- Length: 8.2 mi (13.2 km)
- Location: Teton Range
- Trailheads: Granite Canyon Trailhead Teton Crest Trail
- Use: Hiking
- Elevation change: Approximate gain of 2,600 ft (790 m)
- Highest point: Junction with Teton Crest Trail, 9,000 ft (2,700 m)
- Lowest point: Granite Canyon Trailhead, 6,378 ft (1,944 m)
- Difficulty: Moderate to Strenuous
- Season: Summer to Fall
- Sights: Teton Range
- Hazards: Severe weather

= Granite Canyon Trail =

Hiking trail in Grand Teton National Park in the U.S. state of Wyoming

The Granite Canyon Trail is a 8.2 mi long hiking trail in Grand Teton National Park in the U.S. state of Wyoming. The trail begins at the Granite Canyon trailhead on the Moose-Wilson Road, about 2 mi north of Teton Village and ends at the junction with the Teton Crest Trail near Marion Lake.
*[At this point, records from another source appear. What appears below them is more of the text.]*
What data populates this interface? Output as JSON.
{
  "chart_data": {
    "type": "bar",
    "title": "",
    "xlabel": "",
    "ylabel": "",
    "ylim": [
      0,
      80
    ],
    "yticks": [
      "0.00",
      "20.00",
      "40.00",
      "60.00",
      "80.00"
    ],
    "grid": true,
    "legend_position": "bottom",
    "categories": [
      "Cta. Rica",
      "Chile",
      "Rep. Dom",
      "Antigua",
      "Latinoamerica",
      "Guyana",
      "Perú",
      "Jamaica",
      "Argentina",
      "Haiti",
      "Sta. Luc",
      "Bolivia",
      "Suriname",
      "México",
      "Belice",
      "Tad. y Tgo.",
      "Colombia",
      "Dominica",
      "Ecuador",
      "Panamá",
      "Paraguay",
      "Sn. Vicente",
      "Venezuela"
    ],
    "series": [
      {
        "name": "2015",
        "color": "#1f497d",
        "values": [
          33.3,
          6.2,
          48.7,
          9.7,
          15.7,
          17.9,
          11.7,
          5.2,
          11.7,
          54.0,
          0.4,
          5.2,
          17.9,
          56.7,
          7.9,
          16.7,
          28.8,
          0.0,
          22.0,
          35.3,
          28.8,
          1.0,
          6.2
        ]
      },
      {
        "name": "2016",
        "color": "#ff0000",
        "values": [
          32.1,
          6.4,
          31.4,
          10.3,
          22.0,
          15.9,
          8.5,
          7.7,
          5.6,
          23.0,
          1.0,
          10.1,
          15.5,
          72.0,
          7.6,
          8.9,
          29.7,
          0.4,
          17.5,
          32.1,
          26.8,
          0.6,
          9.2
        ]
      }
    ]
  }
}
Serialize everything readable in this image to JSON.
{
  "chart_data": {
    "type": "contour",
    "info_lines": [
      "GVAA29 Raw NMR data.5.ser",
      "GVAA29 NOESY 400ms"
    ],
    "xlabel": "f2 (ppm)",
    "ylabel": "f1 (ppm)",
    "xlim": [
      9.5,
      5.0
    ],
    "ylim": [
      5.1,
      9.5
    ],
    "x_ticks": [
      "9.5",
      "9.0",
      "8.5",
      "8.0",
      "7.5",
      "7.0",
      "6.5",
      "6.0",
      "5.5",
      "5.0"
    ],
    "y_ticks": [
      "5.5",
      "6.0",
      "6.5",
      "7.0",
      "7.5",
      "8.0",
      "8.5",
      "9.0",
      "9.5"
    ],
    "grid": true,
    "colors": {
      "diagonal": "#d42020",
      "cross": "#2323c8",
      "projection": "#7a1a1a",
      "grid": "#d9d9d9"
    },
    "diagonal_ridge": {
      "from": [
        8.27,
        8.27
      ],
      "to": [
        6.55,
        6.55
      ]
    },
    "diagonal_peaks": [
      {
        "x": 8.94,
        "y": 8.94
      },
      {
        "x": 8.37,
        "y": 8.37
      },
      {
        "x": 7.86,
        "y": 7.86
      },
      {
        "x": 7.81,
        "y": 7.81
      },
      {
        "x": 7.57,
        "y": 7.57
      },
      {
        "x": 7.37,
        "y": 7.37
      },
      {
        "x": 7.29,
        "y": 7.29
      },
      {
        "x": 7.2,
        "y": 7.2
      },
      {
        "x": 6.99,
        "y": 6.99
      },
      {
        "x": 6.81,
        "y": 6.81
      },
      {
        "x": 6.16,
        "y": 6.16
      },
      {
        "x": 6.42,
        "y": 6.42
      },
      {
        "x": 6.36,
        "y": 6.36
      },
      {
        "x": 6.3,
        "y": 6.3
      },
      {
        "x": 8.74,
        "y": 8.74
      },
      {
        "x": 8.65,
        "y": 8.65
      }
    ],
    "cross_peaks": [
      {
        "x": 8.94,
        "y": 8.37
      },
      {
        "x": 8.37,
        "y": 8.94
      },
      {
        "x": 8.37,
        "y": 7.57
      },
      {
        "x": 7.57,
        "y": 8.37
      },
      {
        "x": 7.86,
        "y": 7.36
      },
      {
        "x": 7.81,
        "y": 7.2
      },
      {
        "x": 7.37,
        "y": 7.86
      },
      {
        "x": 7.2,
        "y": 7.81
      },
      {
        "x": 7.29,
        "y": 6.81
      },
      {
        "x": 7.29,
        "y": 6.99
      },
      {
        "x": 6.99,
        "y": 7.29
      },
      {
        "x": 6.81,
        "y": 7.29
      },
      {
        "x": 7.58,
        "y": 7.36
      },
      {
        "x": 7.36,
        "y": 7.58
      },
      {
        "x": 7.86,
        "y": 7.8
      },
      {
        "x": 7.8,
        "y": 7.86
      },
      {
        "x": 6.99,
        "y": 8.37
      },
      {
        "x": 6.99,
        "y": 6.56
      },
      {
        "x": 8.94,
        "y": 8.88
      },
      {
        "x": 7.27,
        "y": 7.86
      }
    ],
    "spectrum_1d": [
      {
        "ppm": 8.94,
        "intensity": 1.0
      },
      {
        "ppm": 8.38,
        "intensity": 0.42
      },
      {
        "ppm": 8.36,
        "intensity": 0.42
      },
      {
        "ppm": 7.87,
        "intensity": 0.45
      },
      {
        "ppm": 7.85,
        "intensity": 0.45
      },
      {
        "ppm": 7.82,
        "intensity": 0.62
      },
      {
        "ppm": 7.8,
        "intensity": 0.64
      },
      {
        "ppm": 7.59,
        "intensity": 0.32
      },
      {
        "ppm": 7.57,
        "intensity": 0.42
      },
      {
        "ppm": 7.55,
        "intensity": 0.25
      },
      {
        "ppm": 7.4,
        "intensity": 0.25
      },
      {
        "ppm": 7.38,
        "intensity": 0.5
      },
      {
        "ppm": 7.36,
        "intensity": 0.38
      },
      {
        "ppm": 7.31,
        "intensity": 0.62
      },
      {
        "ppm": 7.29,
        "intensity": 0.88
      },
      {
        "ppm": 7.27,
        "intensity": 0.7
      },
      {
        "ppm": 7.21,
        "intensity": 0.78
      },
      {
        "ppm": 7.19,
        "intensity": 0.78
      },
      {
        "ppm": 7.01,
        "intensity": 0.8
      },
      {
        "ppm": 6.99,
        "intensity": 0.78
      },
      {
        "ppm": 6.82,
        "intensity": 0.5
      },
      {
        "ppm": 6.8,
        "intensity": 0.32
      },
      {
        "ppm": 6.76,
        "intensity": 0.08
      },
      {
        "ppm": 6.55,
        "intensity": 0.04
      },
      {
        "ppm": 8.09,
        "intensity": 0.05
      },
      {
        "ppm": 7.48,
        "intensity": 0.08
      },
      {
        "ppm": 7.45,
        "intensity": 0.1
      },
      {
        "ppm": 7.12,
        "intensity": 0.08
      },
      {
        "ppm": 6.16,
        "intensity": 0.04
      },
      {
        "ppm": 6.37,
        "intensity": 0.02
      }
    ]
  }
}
The trail follows the length of Granite Canyon. Just over a mile before the junction with the Teton Crest Trail, the Open Canyon Trail intercepts this trail from the north. An alternative route is to take the Jackson Hole Mountain Resort ski lift to the top of Rendezvous Mountain and descend 3 mi down the Rendezvous Mountain Trail to junction with the Granite Canyon Trail, a distance of 12 mi and mostly downhill. There are three different camping zones in the canyon which are available by permit.